We received an email this week from a local business announcing the launch of a new website.
We took a look. It’s pretty sharp. One of the many things Thinker does is design and build websites — Forest City Gear and Poopsie’s are two good examples — so we like to look over the work of others.
Rob Davis, who heads our managed IT offerings, noticed something else right away. The just-completed site was an HTTP, not an HTTPS. It doesn’t have an SSL certificate and is not secure.
You can find a lot of HTTP sites that haven’t been updated. For newer and smaller sites, converting to HTTPS is quick and painless. For older sites with lots of data, it’s more time-consuming but eminently doable. It’s a service Thinker offers as part of our web-hosting package. We found it curious that someone building a site wouldn’t take the additional step to make it HTTPS because beginning in July, if someone using Google Chrome or Firefox clicks on that site, they’ll get this message: “Not Secure.”

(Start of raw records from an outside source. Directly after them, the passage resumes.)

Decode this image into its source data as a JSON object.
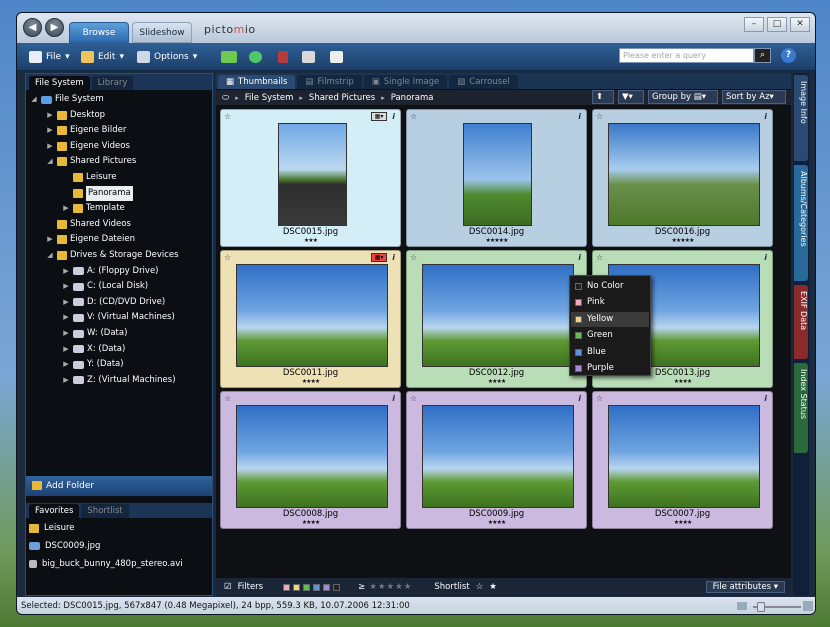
{
  "window": {
    "tabs": [
      {
        "label": "Browse",
        "active": true
      },
      {
        "label": "Slideshow",
        "active": false
      }
    ],
    "logo_pre": "picto",
    "logo_mid": "m",
    "logo_post": "io"
  },
  "toolbar": {
    "file": "File",
    "edit": "Edit",
    "options": "Options",
    "search_placeholder": "Please enter a query",
    "help": "?"
  },
  "left": {
    "tabs": [
      "File System",
      "Library"
    ],
    "tree": [
      {
        "label": "File System",
        "lvl": 0,
        "exp": "open",
        "icon": "pc"
      },
      {
        "label": "Desktop",
        "lvl": 1,
        "exp": "closed",
        "icon": "folder"
      },
      {
        "label": "Eigene Bilder",
        "lvl": 1,
        "exp": "closed",
        "icon": "folder"
      },
      {
        "label": "Eigene Videos",
        "lvl": 1,
        "exp": "closed",
        "icon": "folder"
      },
      {
        "label": "Shared Pictures",
        "lvl": 1,
        "exp": "open",
        "icon": "folder"
      },
      {
        "label": "Leisure",
        "lvl": 2,
        "exp": "none",
        "icon": "folder"
      },
      {
        "label": "Panorama",
        "lvl": 2,
        "exp": "none",
        "icon": "folder",
        "selected": true
      },
      {
        "label": "Template",
        "lvl": 2,
        "exp": "closed",
        "icon": "folder"
      },
      {
        "label": "Shared Videos",
        "lvl": 1,
        "exp": "none",
        "icon": "folder"
      },
      {
        "label": "Eigene Dateien",
        "lvl": 1,
        "exp": "closed",
        "icon": "folder"
      },
      {
        "label": "Drives & Storage Devices",
        "lvl": 1,
        "exp": "open",
        "icon": "folder"
      },
      {
        "label": "A: (Floppy Drive)",
        "lvl": 2,
        "exp": "closed",
        "icon": "drive"
      },
      {
        "label": "C: (Local Disk)",
        "lvl": 2,
        "exp": "closed",
        "icon": "drive"
      },
      {
        "label": "D: (CD/DVD Drive)",
        "lvl": 2,
        "exp": "closed",
        "icon": "drive"
      },
      {
        "label": "V: (Virtual Machines)",
        "lvl": 2,
        "exp": "closed",
        "icon": "drive"
      },
      {
        "label": "W: (Data)",
        "lvl": 2,
        "exp": "closed",
        "icon": "drive"
      },
      {
        "label": "X: (Data)",
        "lvl": 2,
        "exp": "closed",
        "icon": "drive"
      },
      {
        "label": "Y: (Data)",
        "lvl": 2,
        "exp": "closed",
        "icon": "drive"
      },
      {
        "label": "Z: (Virtual Machines)",
        "lvl": 2,
        "exp": "closed",
        "icon": "drive"
      }
    ],
    "add_folder": "Add Folder",
    "fav_tabs": [
      "Favorites",
      "Shortlist"
    ],
    "favorites": [
      {
        "label": "Leisure",
        "icon": "folder"
      },
      {
        "label": "DSC0009.jpg",
        "icon": "image"
      },
      {
        "label": "big_buck_bunny_480p_stereo.avi",
        "icon": "video"
      }
    ]
  },
  "main": {
    "view_tabs": [
      "Thumbnails",
      "Filmstrip",
      "Single Image",
      "Carrousel"
    ],
    "breadcrumb": [
      "File System",
      "Shared Pictures",
      "Panorama"
    ],
    "group_by": "Group by",
    "sort_by": "Sort by",
    "sort_icon": "Az",
    "thumbs": [
      {
        "name": "DSC0015.jpg",
        "stars": "★★★",
        "bg": "#d4eef8",
        "img": "road"
      },
      {
        "name": "DSC0014.jpg",
        "stars": "★★★★★",
        "bg": "#b8cfe2",
        "img": "tree"
      },
      {
        "name": "DSC0016.jpg",
        "stars": "★★★★★",
        "bg": "#b8cfe2",
        "img": "hills"
      },
      {
        "name": "DSC0011.jpg",
        "stars": "★★★★",
        "bg": "#efe1b6",
        "img": "person"
      },
      {
        "name": "DSC0012.jpg",
        "stars": "★★★★",
        "bg": "#b9deb7",
        "img": "person"
      },
      {
        "name": "DSC0013.jpg",
        "stars": "★★★★",
        "bg": "#b9deb7",
        "img": "person"
      },
      {
        "name": "DSC0008.jpg",
        "stars": "★★★★",
        "bg": "#cbb9e0",
        "img": "person"
      },
      {
        "name": "DSC0009.jpg",
        "stars": "★★★★",
        "bg": "#cbb9e0",
        "img": "person"
      },
      {
        "name": "DSC0007.jpg",
        "stars": "★★★★",
        "bg": "#cbb9e0",
        "img": "person"
      }
    ],
    "color_menu": [
      {
        "label": "No Color",
        "color": "#222222"
      },
      {
        "label": "Pink",
        "color": "#f0a8c0"
      },
      {
        "label": "Yellow",
        "color": "#f2d27a",
        "highlight": true
      },
      {
        "label": "Green",
        "color": "#5cbf4e"
      },
      {
        "label": "Blue",
        "color": "#5f93d6"
      },
      {
        "label": "Purple",
        "color": "#a58ad6"
      }
    ],
    "bottom": {
      "filters": "Filters",
      "geq": "≥",
      "rating": "★★★★★",
      "shortlist": "Shortlist",
      "file_attributes": "File attributes"
    }
  },
  "right_tabs": [
    {
      "label": "Image Info",
      "color": "#2a4a72"
    },
    {
      "label": "Albums/Categories",
      "color": "#2a6a9a"
    },
    {
      "label": "EXIF Data",
      "color": "#8a2a2a"
    },
    {
      "label": "Index Status",
      "color": "#2a6a3a"
    }
  ],
  "status": "Selected: DSC0015.jpg, 567x847 (0.48 Megapixel), 24 bpp, 559.3 KB, 10.07.2006 12:31:00"
}
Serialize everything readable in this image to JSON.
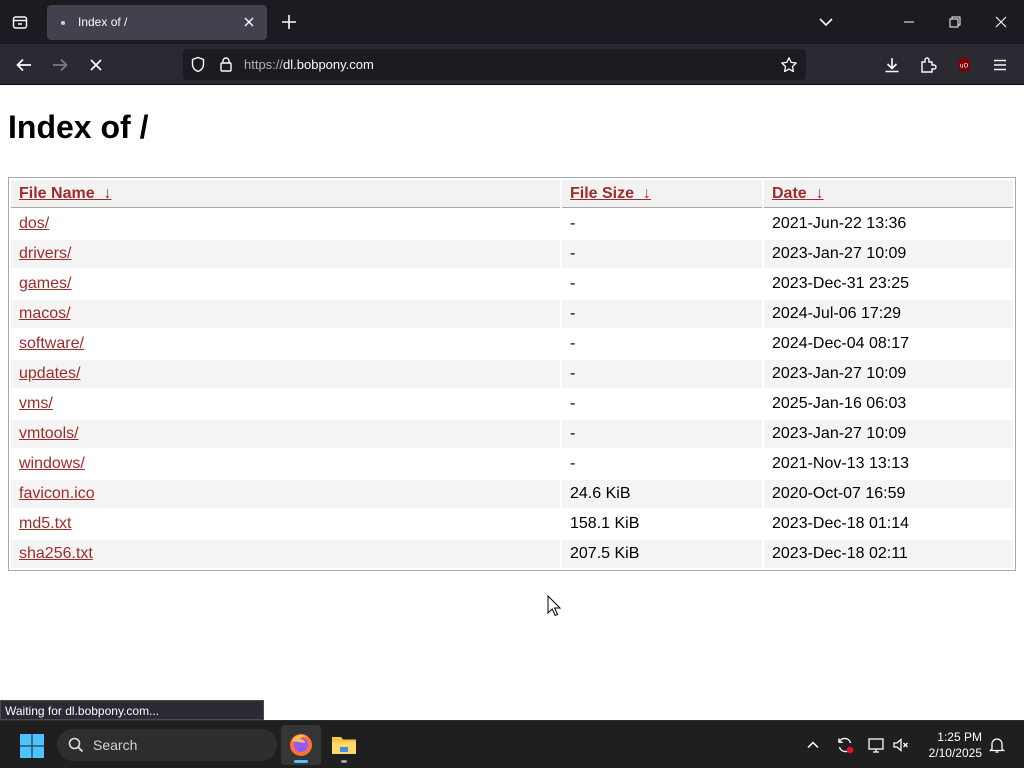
{
  "browser": {
    "tab_title": "Index of /",
    "url_prefix": "https://",
    "url_domain": "dl.bobpony.com",
    "status_text": "Waiting for dl.bobpony.com..."
  },
  "page": {
    "heading": "Index of /",
    "columns": [
      {
        "label": "File Name",
        "sort_arrow": "↓"
      },
      {
        "label": "File Size",
        "sort_arrow": "↓"
      },
      {
        "label": "Date",
        "sort_arrow": "↓"
      }
    ],
    "rows": [
      {
        "name": "dos/",
        "size": "-",
        "date": "2021-Jun-22 13:36"
      },
      {
        "name": "drivers/",
        "size": "-",
        "date": "2023-Jan-27 10:09"
      },
      {
        "name": "games/",
        "size": "-",
        "date": "2023-Dec-31 23:25"
      },
      {
        "name": "macos/",
        "size": "-",
        "date": "2024-Jul-06 17:29"
      },
      {
        "name": "software/",
        "size": "-",
        "date": "2024-Dec-04 08:17"
      },
      {
        "name": "updates/",
        "size": "-",
        "date": "2023-Jan-27 10:09"
      },
      {
        "name": "vms/",
        "size": "-",
        "date": "2025-Jan-16 06:03"
      },
      {
        "name": "vmtools/",
        "size": "-",
        "date": "2023-Jan-27 10:09"
      },
      {
        "name": "windows/",
        "size": "-",
        "date": "2021-Nov-13 13:13"
      },
      {
        "name": "favicon.ico",
        "size": "24.6 KiB",
        "date": "2020-Oct-07 16:59"
      },
      {
        "name": "md5.txt",
        "size": "158.1 KiB",
        "date": "2023-Dec-18 01:14"
      },
      {
        "name": "sha256.txt",
        "size": "207.5 KiB",
        "date": "2023-Dec-18 02:11"
      }
    ]
  },
  "taskbar": {
    "search_label": "Search",
    "time": "1:25 PM",
    "date": "2/10/2025"
  },
  "colors": {
    "link": "#9d2c2c",
    "chrome_dark": "#1c1b22",
    "taskbar": "#1f1f1f"
  }
}
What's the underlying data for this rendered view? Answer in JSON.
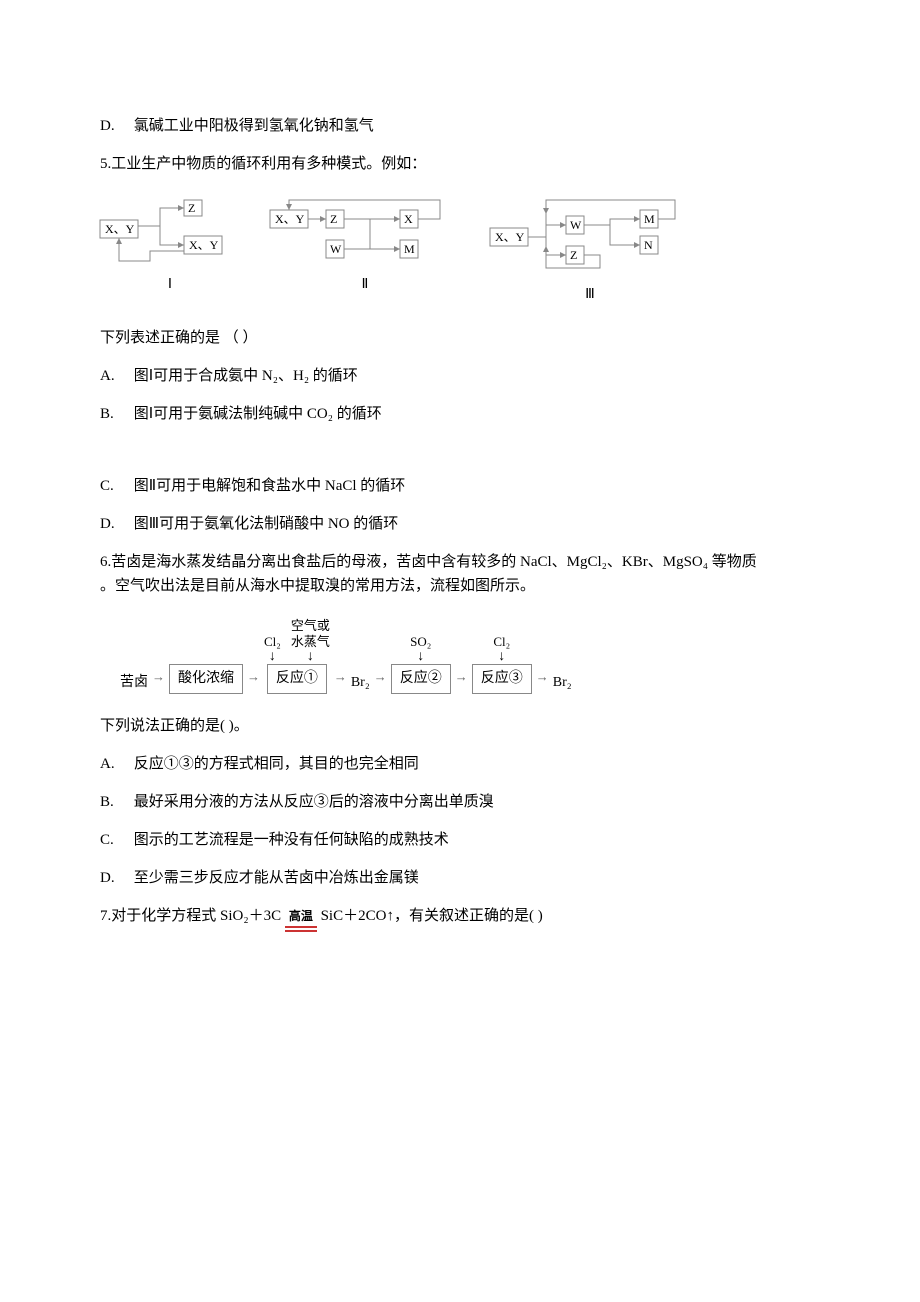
{
  "q4": {
    "d": "氯碱工业中阳极得到氢氧化钠和氢气"
  },
  "q5": {
    "stem": "5.工业生产中物质的循环利用有多种模式。例如：",
    "diagram": {
      "groups": [
        {
          "label": "Ⅰ",
          "boxes": {
            "xy": "X、Y",
            "z": "Z",
            "xy2": "X、Y"
          }
        },
        {
          "label": "Ⅱ",
          "boxes": {
            "xy": "X、Y",
            "z": "Z",
            "w": "W",
            "x": "X",
            "m": "M"
          }
        },
        {
          "label": "Ⅲ",
          "boxes": {
            "xy": "X、Y",
            "w": "W",
            "z": "Z",
            "m": "M",
            "n": "N"
          }
        }
      ]
    },
    "prompt": "下列表述正确的是  （    ）",
    "a": "图Ⅰ可用于合成氨中 N₂、H₂ 的循环",
    "b": "图Ⅰ可用于氨碱法制纯碱中 CO₂ 的循环",
    "c": "图Ⅱ可用于电解饱和食盐水中 NaCl 的循环",
    "d": "图Ⅲ可用于氨氧化法制硝酸中 NO 的循环"
  },
  "q6": {
    "stem_1": "6.苦卤是海水蒸发结晶分离出食盐后的母液，苦卤中含有较多的 NaCl、MgCl₂、KBr、MgSO₄ 等物质",
    "stem_2": "。空气吹出法是目前从海水中提取溴的常用方法，流程如图所示。",
    "flow": {
      "start": "苦卤",
      "step1": "酸化浓缩",
      "in1a": "Cl₂",
      "in1b_1": "空气或",
      "in1b_2": "水蒸气",
      "step2": "反应①",
      "mid1": "Br₂",
      "in2": "SO₂",
      "step3": "反应②",
      "in3": "Cl₂",
      "step4": "反应③",
      "end": "Br₂"
    },
    "prompt": "下列说法正确的是(    )。",
    "a": "反应①③的方程式相同，其目的也完全相同",
    "b": "最好采用分液的方法从反应③后的溶液中分离出单质溴",
    "c": "图示的工艺流程是一种没有任何缺陷的成熟技术",
    "d": "至少需三步反应才能从苦卤中冶炼出金属镁"
  },
  "q7": {
    "stem_pre": "7.对于化学方程式 SiO₂＋3C",
    "condition": "高温",
    "stem_post": "SiC＋2CO↑，有关叙述正确的是(    )"
  },
  "labels": {
    "A": "A.",
    "B": "B.",
    "C": "C.",
    "D": "D."
  }
}
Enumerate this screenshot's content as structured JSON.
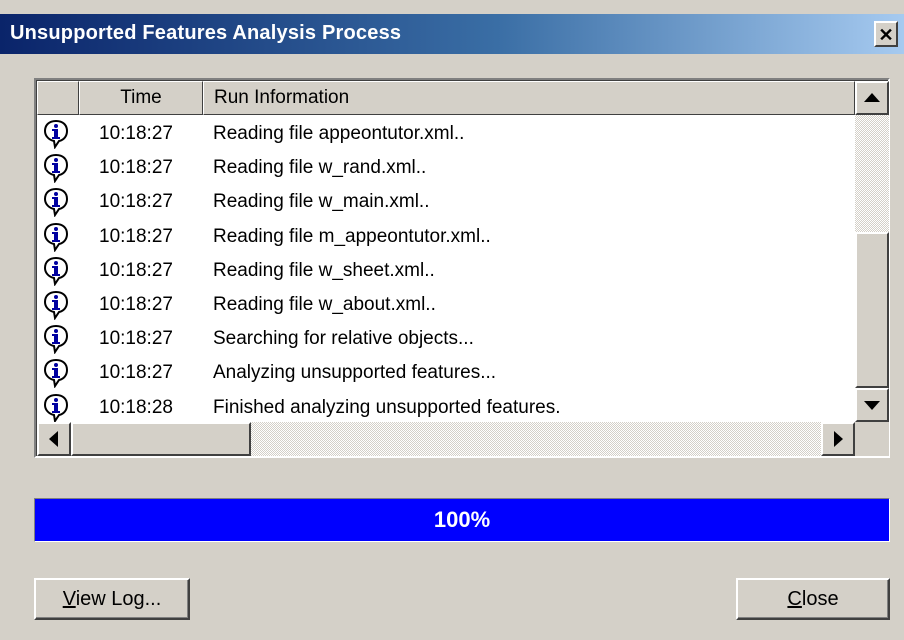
{
  "window": {
    "title": "Unsupported Features Analysis Process",
    "close_glyph": "✕"
  },
  "log": {
    "columns": [
      "",
      "Time",
      "Run Information"
    ],
    "row_icon": "info-balloon-icon",
    "rows": [
      {
        "time": "10:18:27",
        "info": "Reading file appeontutor.xml.."
      },
      {
        "time": "10:18:27",
        "info": "Reading file w_rand.xml.."
      },
      {
        "time": "10:18:27",
        "info": "Reading file w_main.xml.."
      },
      {
        "time": "10:18:27",
        "info": "Reading file m_appeontutor.xml.."
      },
      {
        "time": "10:18:27",
        "info": "Reading file w_sheet.xml.."
      },
      {
        "time": "10:18:27",
        "info": "Reading file w_about.xml.."
      },
      {
        "time": "10:18:27",
        "info": "Searching for relative objects..."
      },
      {
        "time": "10:18:27",
        "info": "Analyzing unsupported features..."
      },
      {
        "time": "10:18:28",
        "info": "Finished analyzing unsupported features."
      }
    ]
  },
  "progress": {
    "value": 1.0,
    "label": "100%",
    "color": "#0000ff"
  },
  "buttons": {
    "view_log": {
      "mnemonic": "V",
      "rest": "iew Log..."
    },
    "close": {
      "mnemonic": "C",
      "rest": "lose"
    }
  },
  "colors": {
    "title_start": "#0a246a",
    "title_end": "#a6caf0",
    "face": "#d4d0c8"
  }
}
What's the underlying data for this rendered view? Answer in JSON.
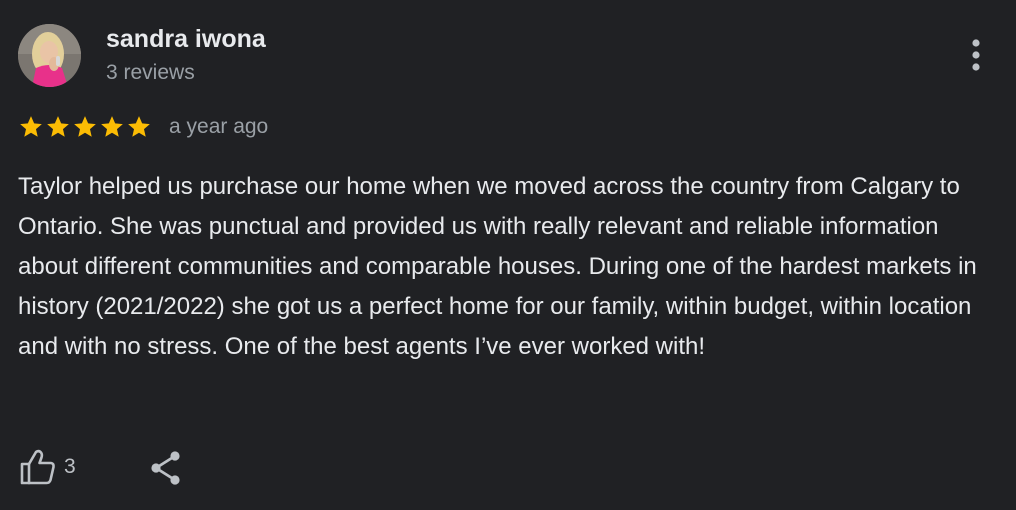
{
  "reviewer": {
    "name": "sandra iwona",
    "review_count": "3 reviews",
    "avatar_icon": "person-photo"
  },
  "review": {
    "rating": 5,
    "rating_max": 5,
    "star_color": "#fbbc04",
    "date": "a year ago",
    "text": "Taylor helped us purchase our home when we moved across the country from Calgary to Ontario. She was punctual and provided us with really relevant and reliable information about different communities and comparable houses. During one of the hardest markets in history (2021/2022) she got us a perfect home for our family, within budget, within location and with no stress. One of the best agents I’ve ever worked with!"
  },
  "actions": {
    "like_count": "3",
    "like_icon": "thumbs-up-icon",
    "share_icon": "share-icon",
    "more_icon": "more-vert-icon"
  },
  "colors": {
    "background": "#202124",
    "text_primary": "#e8eaed",
    "text_secondary": "#9aa0a6"
  }
}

With all of highly publicized data breaches in the past couple of years — Equifax in 2017, the Democratic National Committee in 2016, Ashley Madison in 2015 — having a “Not Secure” message pop up when you visit a site is a pretty big incentive for someone to not do business with you.
Chrome now commands more than 60 percent of the web browser share; Microsoft Edge is a distant second at 12 percent. So being called out by Chrome is not a good thing, and it’s just the latest move by Google to “encourage” more websites to adopt a secure encryption standard for data in transit. In 2014, Google confirmed that it was giving sites that use HTTPS better rankings in search algorithms. Considering how much time and money some people spend to get their sites ranked higher on Google, getting an SSL certificate is about the easiest thing you can do.
Those are two pretty big reasons that if you haven’t gotten your SSL certificate, you should by July 1. Here are some really good technical reasons, courtesy of TechRepublic.com:
- Even if your site doesn’t sell items and require financial information, you should should get an SSL certificate to make sure you have enhanced security for important email messages, keeping text messages private, or creating a secure tunnel for data coming from unsecured connections. If the data aren’t encrypted end-to-end, hackers can intercept data sent in a readable format.
- Certificates can be extended to devices and user accounts. This means the sender and receiver can be confident of the integrity of the message and allows recipients to verify if the message was tampered with.
- People with any web savvy will notice whether your site is secure. And if you’re trying to sell items on a nonsecure site, good luck. Here’s the standard web-marketing flow: You use social media to drive people to your website. You use your website to collect email addresses. You use those email addresses to directly market back to the people who provided the addresses. After Equifax and the other data breaches, users are far less likely to give email addresses to nonsecure sites.
The bottom line is, you are literally stopping in midstream your ability to market to someone who already liked you enough to visit your site. That’s not good business. Get your SSL certificate.